A un tratto, nelle ultime battute, Dan-Bruno si ritrova in una libreria di modernariato. Scopre, vicino a una leggendaria traduzione del “Demian” di Hesse, e a una copia di “Festa mobile” di Hemingway, il tascabile di “Chiedi al vento”. Ha perso la sua copia tanti anni prima. Sente di volerla. Sfoglia e ritrova la dolorosa onestà delle parole di JF che ben ricordava. Riconosce suo padre al massimo delle sue potenzialità. È pronto a comprarlo, ma non ha abbastanza soldi. E il commesso sembra stronzo. Il resto lo scoprite da soli. Fatevi un regalo, scopritelo presto.

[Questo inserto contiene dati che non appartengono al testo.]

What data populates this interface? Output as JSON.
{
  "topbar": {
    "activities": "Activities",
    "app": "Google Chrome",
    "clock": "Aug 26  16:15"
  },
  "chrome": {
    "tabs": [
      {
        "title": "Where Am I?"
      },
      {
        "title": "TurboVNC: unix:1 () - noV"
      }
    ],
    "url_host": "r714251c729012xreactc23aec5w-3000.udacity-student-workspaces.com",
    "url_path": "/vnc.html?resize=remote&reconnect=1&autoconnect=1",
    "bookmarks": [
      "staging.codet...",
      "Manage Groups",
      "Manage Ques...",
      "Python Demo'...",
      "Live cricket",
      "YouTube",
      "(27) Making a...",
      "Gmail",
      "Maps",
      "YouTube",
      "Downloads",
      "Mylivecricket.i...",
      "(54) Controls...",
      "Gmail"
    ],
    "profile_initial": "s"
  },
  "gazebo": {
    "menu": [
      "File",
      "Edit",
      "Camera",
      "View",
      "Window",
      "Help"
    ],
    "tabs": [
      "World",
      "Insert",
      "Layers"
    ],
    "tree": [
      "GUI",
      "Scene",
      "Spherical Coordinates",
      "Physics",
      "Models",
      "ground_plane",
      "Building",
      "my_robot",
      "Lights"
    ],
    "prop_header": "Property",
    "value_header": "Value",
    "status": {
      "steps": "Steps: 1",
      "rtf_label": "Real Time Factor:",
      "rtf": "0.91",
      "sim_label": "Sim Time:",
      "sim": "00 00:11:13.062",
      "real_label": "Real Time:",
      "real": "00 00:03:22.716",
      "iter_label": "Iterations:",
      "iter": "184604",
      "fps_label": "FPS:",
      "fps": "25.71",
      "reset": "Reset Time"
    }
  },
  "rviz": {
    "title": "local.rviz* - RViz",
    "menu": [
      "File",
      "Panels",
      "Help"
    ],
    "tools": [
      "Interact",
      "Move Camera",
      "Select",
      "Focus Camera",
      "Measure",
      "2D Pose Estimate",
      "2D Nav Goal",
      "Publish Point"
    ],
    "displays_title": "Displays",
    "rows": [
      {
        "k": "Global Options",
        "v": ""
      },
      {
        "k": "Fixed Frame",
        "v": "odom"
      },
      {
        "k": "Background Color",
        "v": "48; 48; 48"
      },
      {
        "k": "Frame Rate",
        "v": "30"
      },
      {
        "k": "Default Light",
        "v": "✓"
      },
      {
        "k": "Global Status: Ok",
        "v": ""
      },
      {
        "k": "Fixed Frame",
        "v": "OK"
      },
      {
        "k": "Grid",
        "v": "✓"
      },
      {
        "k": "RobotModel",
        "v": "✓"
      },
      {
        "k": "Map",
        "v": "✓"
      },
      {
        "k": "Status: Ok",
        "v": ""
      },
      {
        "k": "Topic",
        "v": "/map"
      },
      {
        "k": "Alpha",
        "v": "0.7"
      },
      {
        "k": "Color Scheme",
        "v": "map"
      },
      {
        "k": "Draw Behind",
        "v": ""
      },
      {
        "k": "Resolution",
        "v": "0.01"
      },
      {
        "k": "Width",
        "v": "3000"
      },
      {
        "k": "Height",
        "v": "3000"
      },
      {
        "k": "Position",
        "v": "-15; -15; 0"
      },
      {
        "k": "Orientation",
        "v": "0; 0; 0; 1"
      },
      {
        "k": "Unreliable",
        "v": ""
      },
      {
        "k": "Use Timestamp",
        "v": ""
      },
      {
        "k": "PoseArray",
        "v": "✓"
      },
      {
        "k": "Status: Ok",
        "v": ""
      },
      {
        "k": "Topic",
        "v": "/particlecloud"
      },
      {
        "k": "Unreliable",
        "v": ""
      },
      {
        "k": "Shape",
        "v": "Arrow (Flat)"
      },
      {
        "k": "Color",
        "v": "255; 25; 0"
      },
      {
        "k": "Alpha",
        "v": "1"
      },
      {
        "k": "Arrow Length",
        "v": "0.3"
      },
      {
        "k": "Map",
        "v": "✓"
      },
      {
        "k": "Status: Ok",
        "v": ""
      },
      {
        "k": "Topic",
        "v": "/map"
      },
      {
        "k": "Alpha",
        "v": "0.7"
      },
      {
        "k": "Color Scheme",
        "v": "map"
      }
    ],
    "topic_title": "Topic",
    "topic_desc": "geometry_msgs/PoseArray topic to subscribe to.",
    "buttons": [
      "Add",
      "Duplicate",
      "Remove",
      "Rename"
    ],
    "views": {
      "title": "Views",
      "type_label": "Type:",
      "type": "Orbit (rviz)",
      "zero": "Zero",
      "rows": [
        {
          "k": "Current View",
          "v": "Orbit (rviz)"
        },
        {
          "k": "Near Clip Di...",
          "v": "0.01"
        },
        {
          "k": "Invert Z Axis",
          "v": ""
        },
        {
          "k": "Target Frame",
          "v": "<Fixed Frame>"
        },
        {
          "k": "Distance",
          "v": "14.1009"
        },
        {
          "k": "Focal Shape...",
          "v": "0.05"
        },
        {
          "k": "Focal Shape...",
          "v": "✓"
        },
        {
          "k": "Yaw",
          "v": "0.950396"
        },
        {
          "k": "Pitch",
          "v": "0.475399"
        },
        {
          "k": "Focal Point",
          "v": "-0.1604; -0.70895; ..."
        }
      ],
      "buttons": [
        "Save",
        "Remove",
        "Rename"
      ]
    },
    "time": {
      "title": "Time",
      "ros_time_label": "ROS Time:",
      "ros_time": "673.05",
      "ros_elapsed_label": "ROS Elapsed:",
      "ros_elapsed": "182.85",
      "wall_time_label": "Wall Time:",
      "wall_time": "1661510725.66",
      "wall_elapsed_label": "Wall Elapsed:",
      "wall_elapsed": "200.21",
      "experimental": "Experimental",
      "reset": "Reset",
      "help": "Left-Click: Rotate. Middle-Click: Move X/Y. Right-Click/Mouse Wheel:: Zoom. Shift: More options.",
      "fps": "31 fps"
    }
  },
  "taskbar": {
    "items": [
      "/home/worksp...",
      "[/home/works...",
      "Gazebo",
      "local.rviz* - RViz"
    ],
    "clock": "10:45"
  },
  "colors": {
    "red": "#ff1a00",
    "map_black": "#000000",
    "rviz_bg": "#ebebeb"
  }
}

EDIZIONE ESAMINATA e BREVI NOTE
Dan Fante (Los Angeles, USA, 1942 – Los Angeles, USA, 2015), scrittore americano. Ex tassista, ex venditore porta a porta, ex lavavetri, ex chauffeur, ex investigatore privato, ex parcheggiatore e via dicendo. Uomo avventuroso.
Dan Fante, “Angeli a pezzi”, Marcos Y Marcos, Milano 2010. Collana minimarcos, 6. Traduzione di Marco Giovannini e Mary Sellers.
Prima edizione: “Chump Change”, 1998.
Gianfranco Franchi, febbraio 2010.
Prima pubblicazione: Lankelot.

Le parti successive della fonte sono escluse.